The Court agreed with Petitioner that the timeline for adopting final regulations required by the Act shall be July 1, 2022, and the term “shall” indicates command, and there is no contrary intent elsewhere in the Act’s text. Further, the Court indicated that the voters’ intent was not for the Agency to have unlimited time to ultimately pass the final regulations.

The Enforcement Should Begin One Year Following the Final Regulations

Secondly, Petitioner argued voters intended for enforcement to begin one year following the Agency’s issuance of final regulations to allow sufficient time for businesses to become compliant with the regulations. Therefore, the Agency should be prohibited from enforcing the Act on July 1, 2023, when it did not pass final regulations by the July 1, 2022 deadline.

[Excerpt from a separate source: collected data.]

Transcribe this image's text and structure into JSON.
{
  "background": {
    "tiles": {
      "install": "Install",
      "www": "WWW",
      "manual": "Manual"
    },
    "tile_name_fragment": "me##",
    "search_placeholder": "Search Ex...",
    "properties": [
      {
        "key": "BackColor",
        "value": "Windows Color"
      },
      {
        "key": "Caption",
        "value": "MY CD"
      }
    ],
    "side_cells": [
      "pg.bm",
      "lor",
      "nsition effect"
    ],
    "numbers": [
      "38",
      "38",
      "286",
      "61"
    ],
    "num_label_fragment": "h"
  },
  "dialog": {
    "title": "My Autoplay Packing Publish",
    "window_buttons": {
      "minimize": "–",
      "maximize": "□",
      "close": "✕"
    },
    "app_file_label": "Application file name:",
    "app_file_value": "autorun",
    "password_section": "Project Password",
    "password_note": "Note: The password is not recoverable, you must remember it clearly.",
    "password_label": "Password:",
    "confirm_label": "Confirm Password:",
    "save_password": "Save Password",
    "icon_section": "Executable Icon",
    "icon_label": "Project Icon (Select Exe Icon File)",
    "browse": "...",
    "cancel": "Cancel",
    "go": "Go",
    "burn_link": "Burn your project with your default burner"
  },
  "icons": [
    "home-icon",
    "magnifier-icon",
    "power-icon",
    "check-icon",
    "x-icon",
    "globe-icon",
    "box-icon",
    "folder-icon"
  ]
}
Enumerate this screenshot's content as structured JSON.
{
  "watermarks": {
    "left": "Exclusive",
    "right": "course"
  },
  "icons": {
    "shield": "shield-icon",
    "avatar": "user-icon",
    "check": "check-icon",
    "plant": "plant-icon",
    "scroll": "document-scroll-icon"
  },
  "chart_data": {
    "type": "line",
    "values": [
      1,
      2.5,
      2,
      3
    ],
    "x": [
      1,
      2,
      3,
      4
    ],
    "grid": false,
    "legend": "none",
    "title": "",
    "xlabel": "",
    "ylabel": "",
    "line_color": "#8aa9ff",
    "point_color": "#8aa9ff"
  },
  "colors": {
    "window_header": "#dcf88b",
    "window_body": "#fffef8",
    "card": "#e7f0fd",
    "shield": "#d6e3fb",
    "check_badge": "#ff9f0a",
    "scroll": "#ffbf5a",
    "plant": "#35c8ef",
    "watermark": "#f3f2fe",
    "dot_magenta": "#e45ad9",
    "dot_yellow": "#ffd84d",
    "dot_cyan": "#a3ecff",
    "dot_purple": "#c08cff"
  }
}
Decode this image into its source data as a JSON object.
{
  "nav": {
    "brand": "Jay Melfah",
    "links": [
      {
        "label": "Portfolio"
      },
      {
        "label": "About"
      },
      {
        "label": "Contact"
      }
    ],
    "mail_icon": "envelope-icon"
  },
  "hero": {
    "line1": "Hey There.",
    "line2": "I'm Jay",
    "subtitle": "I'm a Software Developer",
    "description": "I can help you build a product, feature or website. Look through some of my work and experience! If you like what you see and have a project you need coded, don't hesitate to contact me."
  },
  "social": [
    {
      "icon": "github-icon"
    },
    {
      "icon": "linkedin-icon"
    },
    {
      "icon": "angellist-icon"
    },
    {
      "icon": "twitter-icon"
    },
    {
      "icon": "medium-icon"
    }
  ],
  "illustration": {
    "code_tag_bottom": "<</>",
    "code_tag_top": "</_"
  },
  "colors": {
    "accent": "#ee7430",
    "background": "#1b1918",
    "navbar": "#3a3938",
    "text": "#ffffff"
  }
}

The Agency argued that there is no evidence of the voters’ intent to allow for a 12-month window between the passing of final regulations and the commencement of the Agency’s enforcement. Moreover, the Agency noted on March 29, 2023, that it implemented final regulations in 12 of the 15 areas in accordance with Cal. Civ. Code § 1798.185(d). As to the three remaining areas (cybersecurity audits, risk assessments and automated decision-making technology), it conceded that those regulations will not be finalized prior to the July 1, 2023 enforcement date. Further, the Agency indicated that there is not a timeline by which it plans to finalize the regulations for these areas.

The Court was unpersuaded by the Agency’s position that it did not have to comply with the July 1, 2022 deadline for final regulations, but the July 1, 2023 enforcement date of the regulations would still apply. Ultimately, the Court agreed with Petitioner that the 12-month window for enforcement aligns with the voters’ intent. However, the Court did agree with the Agency that delaying their ability to enforce any violation of the Act until 12 months after all regulations have been implemented is not aligned with the voters’ intent. To find a balance between the two positions, the Court stayed the Agency’s enforcement of any individual regulation for one year after final implementation of the regulation.

Key Takeaway

The enforcement of any final regulations will be stayed for a period of 12 months from the date that the individual regulation becomes final. That means the final regulations published on March 29, 2023, cannot be enforced by the Agency until March 29, 2024.

Although the ruling is effective immediately, the Court will hear oral arguments on June 30, 2023, to determine if it will change its ruling. We will follow this introductory post with a subsequent post following the hearing.